The plot is so it beyond formulaic it doesn’t bear going into. If you don’t know everything that’s going to happen in this before it actually transpires on screen you have definitely picked the wrong genre movie. Adrienne has a straying ex (Meloni) who wants her back, a sulky, squawking teen (Mae Whitman) hectoring her, and a small boy fitting the usual bespectacled, asthmatic kid bill - who provide her conflict. Dr. McDreamy Sr. has to confront the bitter widower (Glenn) of a patient he lost, so there’s his crisis of conscience and explanation for being in the middle of nowhere. A curiously unbilled James Franco is Gere’s estranged surgeon son, who has gone off to escape furious father-son flashbacks by doing good works in Ecuador, where we know we will meet up with him again.

All of Sparks’ novels are set in his native North Carolina and the film benefits from using the specific location on the wild Outer Banks, with a preposterously picturesque inn and elusive wild horses who put in an appearance on cue. Distinguished theatre director Wolfe marks his film debut by running riot with production design, packing in cute Americana and idiosyncratic objets d’art.

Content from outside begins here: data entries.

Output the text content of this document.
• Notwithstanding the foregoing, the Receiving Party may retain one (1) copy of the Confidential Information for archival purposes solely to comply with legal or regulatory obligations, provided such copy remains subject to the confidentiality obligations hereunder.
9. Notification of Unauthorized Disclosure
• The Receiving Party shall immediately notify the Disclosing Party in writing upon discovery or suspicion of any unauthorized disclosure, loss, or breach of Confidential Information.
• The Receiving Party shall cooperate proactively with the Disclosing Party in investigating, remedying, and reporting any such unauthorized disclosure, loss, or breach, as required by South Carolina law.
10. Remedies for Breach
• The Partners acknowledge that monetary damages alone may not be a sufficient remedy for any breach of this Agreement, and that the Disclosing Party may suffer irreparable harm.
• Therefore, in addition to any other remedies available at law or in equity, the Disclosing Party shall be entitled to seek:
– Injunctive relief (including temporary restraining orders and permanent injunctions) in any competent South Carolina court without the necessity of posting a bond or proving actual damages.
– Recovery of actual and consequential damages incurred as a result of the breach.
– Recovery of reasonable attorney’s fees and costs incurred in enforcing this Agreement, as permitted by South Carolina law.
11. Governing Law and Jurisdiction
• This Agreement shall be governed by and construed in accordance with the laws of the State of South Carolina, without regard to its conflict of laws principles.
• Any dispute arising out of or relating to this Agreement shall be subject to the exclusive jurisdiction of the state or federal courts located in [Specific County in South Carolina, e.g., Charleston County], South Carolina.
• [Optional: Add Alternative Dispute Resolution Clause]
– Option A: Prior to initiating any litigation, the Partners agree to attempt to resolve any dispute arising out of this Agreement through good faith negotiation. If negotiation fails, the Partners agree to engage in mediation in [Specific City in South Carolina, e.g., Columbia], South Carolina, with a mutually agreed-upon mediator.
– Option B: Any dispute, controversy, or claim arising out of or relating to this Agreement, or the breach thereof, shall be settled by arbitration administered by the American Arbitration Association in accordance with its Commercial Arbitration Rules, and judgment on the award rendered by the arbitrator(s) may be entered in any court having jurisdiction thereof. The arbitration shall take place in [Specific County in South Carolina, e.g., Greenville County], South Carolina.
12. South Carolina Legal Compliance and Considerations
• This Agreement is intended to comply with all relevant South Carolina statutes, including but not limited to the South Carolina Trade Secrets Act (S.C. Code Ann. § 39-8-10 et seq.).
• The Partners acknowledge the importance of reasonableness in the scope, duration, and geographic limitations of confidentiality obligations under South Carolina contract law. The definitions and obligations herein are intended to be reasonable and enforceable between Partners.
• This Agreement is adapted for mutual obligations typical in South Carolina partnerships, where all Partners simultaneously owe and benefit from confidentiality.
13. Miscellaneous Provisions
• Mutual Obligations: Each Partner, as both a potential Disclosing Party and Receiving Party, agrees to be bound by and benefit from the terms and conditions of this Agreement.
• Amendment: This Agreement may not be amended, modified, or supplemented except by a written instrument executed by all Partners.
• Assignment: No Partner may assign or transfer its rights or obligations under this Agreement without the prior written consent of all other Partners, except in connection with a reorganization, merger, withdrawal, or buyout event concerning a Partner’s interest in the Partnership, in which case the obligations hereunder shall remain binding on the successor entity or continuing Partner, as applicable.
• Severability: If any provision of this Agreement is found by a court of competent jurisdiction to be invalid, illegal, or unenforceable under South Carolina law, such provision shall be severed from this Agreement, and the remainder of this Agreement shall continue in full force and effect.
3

His trump card is Diane Lane, who is so fine she makes you cry even while scorning the blatant manipulation that’s forced you to scrabble in your pocket for that wadded old tissue there somewhere.

It’s like The Bridges Of Madison County with more shouting, only not nearly as good. No surprises whatsoever, but nice scenery, attractive stars and another credible, affecting performance from Lane that hoiks it up an extra star.